14 agosto 2017

familiares

Um dia, um administrador do HSJ, que tinha recebido dias antes um grupo de deputados de um certo partido político, disse-me assim: "Os deputados de todos os partidos vêm cá muitas vezes. Entram, sentam-se, fazem perguntas e depois vão lá para fora para os jornais e para a televisão criticar o Hospital e a administração do Hospital. Quando regressam a Lisboa, telefonam-nos a pedir empregos para os familiares".

É muito difícil ser administrador de uma grande Hospital como o S. João.
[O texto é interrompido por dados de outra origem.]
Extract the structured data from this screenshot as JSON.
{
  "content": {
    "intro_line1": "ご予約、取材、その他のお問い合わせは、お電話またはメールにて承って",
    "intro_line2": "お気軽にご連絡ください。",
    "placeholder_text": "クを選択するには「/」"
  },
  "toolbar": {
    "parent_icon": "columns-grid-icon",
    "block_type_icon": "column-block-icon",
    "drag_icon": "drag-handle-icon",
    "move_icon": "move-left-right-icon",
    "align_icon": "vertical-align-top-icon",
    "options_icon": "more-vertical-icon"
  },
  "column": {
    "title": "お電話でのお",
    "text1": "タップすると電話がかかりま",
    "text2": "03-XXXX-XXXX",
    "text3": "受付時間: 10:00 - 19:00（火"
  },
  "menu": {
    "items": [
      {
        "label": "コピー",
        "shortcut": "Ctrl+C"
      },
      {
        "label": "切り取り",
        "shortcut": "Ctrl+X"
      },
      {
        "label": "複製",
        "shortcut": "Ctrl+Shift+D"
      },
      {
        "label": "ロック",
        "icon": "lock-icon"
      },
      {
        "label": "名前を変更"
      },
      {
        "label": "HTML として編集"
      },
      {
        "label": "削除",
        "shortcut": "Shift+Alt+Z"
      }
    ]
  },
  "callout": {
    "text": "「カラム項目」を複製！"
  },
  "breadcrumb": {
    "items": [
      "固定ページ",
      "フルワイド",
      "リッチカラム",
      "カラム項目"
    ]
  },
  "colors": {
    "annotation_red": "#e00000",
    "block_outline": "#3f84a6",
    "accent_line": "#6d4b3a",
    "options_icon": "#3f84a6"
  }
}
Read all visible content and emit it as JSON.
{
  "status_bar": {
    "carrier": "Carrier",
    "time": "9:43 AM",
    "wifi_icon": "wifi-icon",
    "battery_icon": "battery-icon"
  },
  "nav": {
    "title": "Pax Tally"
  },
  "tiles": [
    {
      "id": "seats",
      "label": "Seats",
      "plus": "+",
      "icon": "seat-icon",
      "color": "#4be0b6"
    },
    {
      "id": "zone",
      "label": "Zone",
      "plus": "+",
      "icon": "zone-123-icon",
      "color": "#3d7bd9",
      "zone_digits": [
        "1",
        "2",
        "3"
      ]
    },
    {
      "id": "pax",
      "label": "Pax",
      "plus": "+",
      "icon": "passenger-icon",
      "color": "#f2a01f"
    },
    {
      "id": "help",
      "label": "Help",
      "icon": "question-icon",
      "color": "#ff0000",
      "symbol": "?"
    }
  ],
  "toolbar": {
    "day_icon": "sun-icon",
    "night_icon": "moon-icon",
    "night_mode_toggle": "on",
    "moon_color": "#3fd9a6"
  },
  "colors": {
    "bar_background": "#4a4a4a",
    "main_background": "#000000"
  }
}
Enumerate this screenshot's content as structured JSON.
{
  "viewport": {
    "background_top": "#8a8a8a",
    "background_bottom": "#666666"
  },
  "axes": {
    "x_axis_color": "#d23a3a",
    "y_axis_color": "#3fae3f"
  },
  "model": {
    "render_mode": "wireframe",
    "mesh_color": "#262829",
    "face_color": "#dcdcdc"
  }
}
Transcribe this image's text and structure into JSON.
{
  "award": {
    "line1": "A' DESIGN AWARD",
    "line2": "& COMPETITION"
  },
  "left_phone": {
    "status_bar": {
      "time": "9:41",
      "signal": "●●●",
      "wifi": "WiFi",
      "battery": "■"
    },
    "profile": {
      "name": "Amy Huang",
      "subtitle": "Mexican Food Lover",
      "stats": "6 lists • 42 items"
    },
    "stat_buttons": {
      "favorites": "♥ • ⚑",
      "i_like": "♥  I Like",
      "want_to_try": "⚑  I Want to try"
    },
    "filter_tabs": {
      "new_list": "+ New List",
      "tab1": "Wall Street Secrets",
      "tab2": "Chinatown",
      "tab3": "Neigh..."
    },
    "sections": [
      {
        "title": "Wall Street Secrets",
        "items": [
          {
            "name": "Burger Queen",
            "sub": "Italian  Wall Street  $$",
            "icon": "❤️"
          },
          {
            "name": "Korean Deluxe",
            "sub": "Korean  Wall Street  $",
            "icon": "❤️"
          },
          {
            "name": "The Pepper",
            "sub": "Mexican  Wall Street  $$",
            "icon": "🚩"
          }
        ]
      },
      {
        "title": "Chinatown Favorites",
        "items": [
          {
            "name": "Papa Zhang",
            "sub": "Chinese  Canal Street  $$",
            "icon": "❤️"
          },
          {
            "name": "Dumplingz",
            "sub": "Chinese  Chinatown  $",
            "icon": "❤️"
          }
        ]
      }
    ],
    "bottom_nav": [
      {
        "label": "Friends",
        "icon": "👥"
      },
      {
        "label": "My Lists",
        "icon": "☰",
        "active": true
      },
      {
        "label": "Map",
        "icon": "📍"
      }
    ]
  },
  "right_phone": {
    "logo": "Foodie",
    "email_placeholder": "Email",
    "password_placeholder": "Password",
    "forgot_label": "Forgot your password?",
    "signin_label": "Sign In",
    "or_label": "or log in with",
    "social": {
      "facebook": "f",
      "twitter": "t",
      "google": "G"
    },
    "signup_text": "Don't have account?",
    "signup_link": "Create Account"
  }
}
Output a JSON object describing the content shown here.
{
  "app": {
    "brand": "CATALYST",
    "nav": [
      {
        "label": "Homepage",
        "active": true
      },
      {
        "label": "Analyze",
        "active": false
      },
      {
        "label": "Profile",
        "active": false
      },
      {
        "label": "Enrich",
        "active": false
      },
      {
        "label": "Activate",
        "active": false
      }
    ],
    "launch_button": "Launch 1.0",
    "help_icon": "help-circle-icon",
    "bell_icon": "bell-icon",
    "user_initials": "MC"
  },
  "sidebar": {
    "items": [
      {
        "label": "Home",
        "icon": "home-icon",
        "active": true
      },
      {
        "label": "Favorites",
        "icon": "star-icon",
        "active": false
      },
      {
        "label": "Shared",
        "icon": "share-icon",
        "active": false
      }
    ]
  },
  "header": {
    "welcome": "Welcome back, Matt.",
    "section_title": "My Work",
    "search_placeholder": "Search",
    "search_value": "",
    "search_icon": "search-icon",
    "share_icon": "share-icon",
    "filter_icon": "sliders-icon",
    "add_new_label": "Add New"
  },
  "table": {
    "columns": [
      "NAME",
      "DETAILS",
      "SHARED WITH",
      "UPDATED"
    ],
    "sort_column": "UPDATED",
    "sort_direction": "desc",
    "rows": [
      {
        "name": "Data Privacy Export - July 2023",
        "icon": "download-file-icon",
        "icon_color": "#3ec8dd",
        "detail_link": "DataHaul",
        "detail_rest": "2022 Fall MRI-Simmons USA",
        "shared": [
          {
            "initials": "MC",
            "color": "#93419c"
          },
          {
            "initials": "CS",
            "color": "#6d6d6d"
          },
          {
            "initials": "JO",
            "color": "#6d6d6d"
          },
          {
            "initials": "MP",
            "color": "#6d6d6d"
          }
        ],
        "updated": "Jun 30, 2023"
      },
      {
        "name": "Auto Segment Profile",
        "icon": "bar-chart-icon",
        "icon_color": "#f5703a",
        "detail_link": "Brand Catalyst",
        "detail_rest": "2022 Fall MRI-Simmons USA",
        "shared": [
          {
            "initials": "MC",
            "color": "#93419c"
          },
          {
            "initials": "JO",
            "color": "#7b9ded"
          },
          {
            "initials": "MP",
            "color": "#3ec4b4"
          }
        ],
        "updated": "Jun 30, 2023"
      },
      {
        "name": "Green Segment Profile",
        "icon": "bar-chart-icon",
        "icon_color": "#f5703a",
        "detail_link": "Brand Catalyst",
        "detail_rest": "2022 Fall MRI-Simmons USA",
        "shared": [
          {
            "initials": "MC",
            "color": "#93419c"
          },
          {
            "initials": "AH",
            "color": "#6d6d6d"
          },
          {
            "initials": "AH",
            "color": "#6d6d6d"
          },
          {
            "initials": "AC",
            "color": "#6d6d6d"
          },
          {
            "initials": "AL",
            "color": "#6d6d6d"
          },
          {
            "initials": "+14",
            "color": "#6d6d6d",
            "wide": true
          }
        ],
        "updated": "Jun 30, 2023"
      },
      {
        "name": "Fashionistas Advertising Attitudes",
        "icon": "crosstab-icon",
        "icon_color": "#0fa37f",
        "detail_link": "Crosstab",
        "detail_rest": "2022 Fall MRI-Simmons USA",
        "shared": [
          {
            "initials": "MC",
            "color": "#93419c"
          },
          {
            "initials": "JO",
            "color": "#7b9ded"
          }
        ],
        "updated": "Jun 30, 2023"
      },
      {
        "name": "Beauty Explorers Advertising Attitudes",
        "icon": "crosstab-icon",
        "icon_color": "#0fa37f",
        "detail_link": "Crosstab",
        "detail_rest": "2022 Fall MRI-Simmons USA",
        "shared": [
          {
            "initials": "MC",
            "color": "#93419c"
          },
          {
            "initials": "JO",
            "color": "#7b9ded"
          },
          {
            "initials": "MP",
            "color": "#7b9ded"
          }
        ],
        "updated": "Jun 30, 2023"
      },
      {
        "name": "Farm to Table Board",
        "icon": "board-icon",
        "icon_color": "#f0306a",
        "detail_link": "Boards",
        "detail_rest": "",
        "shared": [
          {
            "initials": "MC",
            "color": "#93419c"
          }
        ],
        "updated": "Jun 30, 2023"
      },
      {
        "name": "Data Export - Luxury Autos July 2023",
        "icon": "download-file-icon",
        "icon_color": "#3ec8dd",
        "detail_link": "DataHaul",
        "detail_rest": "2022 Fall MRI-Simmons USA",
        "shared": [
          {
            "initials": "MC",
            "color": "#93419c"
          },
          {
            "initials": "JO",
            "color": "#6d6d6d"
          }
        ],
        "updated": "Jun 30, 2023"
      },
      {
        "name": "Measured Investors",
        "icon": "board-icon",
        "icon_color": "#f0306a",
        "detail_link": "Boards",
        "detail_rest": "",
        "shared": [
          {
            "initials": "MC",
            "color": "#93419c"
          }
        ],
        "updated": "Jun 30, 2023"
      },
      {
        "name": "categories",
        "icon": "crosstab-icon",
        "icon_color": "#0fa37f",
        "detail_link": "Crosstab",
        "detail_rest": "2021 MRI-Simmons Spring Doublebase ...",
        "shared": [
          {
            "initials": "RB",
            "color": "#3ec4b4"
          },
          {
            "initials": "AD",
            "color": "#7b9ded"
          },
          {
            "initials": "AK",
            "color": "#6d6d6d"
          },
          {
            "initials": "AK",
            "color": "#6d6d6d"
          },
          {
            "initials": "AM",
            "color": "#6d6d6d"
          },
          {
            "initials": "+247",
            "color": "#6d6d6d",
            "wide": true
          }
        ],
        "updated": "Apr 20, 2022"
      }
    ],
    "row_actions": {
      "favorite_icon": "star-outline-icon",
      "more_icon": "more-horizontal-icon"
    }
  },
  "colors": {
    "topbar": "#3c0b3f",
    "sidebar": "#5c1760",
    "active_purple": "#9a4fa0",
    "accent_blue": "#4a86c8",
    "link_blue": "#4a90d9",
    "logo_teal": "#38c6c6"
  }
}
Serve uma população de três milhões de pessoas em todo o  Norte do país, das quais um milhão de crianças e adolescentes - pessoas para quem, quando o assunto é grave, a solução é "Ambulância e Hospital de S. João do Porto". No Minho, em particular - onde só há poucos anos em Braga foi inaugurado um grande hospital - o Hospital de S. João do Porto possui uma reputação quase mítica.

Pelo recinto do Hospital passam por dia cerca de vinte mil pessoas, mais do que em muitas cidades do país,  e muitas delas em situação de emergência. O Hospital tem cinco mil e setecentos trabalhadores, envolvendo profissões altamente corporativas e sindicalizadas, como os médicos e os enfermeiros.  O Banco Espírito Santo (agora, Novo Banco) tem uma dependência instalada há muitos anos no Hospital. Houve tempos em que teve a reputação de ser a dependência bancária com maior movimento em todo o país.

Para além dos serviços de saúde propriamente ditos - envolvendo pessoal, equipamentos e medicamentos - o Hospital tem de cuidar, directa ou indirectamente,da gestão de muitos outros serviços, incluindo serviços de catering e serviços funerários, parques de estacionamento, etc. O Hospital tem cerca de três mil fornecedores, mais de mil permanentemente activos.

O Hospital gere um orçamento de 350 milhões de euros por ano. E quando um administrador toma uma má decisão, a lei responsabiliza-o pessoalmente, pondo em risco o seu património pessoal, que muitas vezes não vai além do seu próprio salário.

Para além de tudo isto, os administradores do Hospital têm de lidar com os partidos políticos, todos devidamente lá incrustrados. O Professor António Ferreira queixava-se frequentemente que cada vez que tomava uma decisão, no dia seguinte tinha o Bloco de Esquerda à perna. Era na altura em que o Bloco de Esquerda estava na oposição.

Eles estão nos vários sindicatos que agem dentro do Hospital, nas diferentes corporações, em muitos fornecedores, sobretudo de serviços, nas entidades de avaliação e de supervisão,  nas relações com o Ministério da Saúde e o Governo, eles estão na própria administração. Eles estão por todo o lado.

Nesse fim de Primavera, porém, entusiasmado com os progressos que estava a realizar, esse era para mim um mundo afastado, e que não me dizia respeito, um mundo que eu conhecia mal e  que não me interessava - e certamente um mundo de que eu não gostava.

Nessa altura, eu estava ainda longe de imaginar que, meses mais tarde, o primeiro grande obstáculo que  viria a encontrar para dar às crianças internadas no Hospital de S. João, a  pedido do seu presidente, uma nova ala pediátrica, paga inteiramente com dinheiro mecenático, seria ... o próprio Hospital de S. João.